Gli ascoltatori che hanno seguito le inchieste di Rtl, e le trasmissione de L’indignato speciale, sono fra i pochi (assieme ai lettori di Razza Corsara e de Il grande intrigo) a sapere delle prodezze di Telecom Italia in Brasile, e ne sanno più dei controllori.

Ora arriva la conferma che avevamo visto giusto, che avevamo ragione, il che autorizza qualche curiosità (Telecom Italia, lo ricordo, è quotata, quindi raccoglie il denaro dei risparmiatori). Non c’è nulla di tecnico, nulla di complicato, seguite queste poche righe.

In Italia si da il felice annuncio che l’Anatel (autorità di controllo brasiliana) ha dato il “via libera” a Telecom Italia. Bella cosa. Però ha dato loro ragione solo perché hanno riconosciuto di avere torto. Sono anni che si combatte una battaglia feroce, a colpi di spie e di cause, coinvolgendo personaggi a dir poco discutibili e pagandoli con pacchi di soldi in contante, perché Telecom pretendeva di avere il comando di Brasil Telecom. Contemporaneamente lanciava, in concorrenza con la BT, di cui è socia, Tim Brasil. Non solo era contro le leggi brasiliane, ma era una visibile dissennatezza, visto che moltiplicava i costi. Delle due l’una, ragionavo: o si esce da BT, vendendo la quota, o si cerca di valorizzare le sinergie. Loro preferirono la guerra a tutto ed a tutti. Dopo avere dilapidato una montagna di quattrini, adesso Telecom Italia dice: vendiamo sia la quota in BT che la Tim Brasil. Le autorità brasiliane rispondono: un accidente, perché quelle due cose sono incompatibili, quindi prima risolvete il problema e poi vendete (questa è la causa della marcia indietro di Rossi, non le solite fanfaluche strategiche). Allora Telecom, ora giustamente, prende la partecipazione in BT e la mette nelle mani di un trust inglese, governato da Credit Suisse. L’Anatel da il via libera ed alla fine della grande guerra gli italiani non contano più un accidente. Un bel successo.
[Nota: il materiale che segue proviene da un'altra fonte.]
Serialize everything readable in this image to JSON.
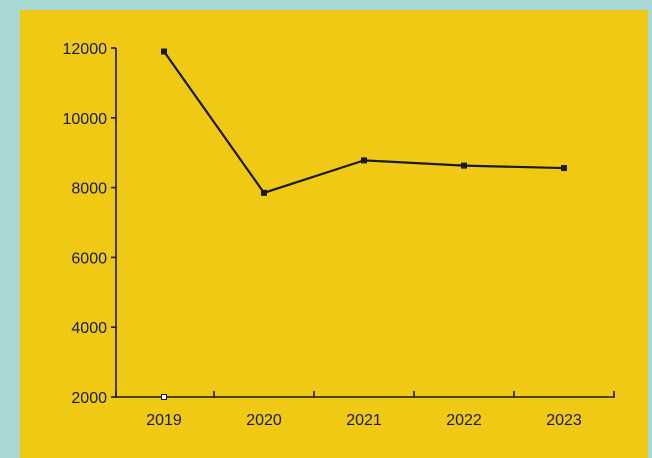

Non è finita, restano i morti e le macerie. Quando qualcuno metterà gli occhi dentro la guerra brasiliana scoprirà quello che non ho potuto scrivere, e sarà magari la magistratura brasiliana a fare quello che da noi si evita accuratamente e da anni. Cirio, Parmalat e Telecom Italia hanno usato il Brasile per spendere troppo ed incassare un fico secco. Telecom Italia ha speso per non acquistare ed ha volutamente ignorato quel che oggi ammette. Si vorrebbero conoscere la ragione ed i responsabili.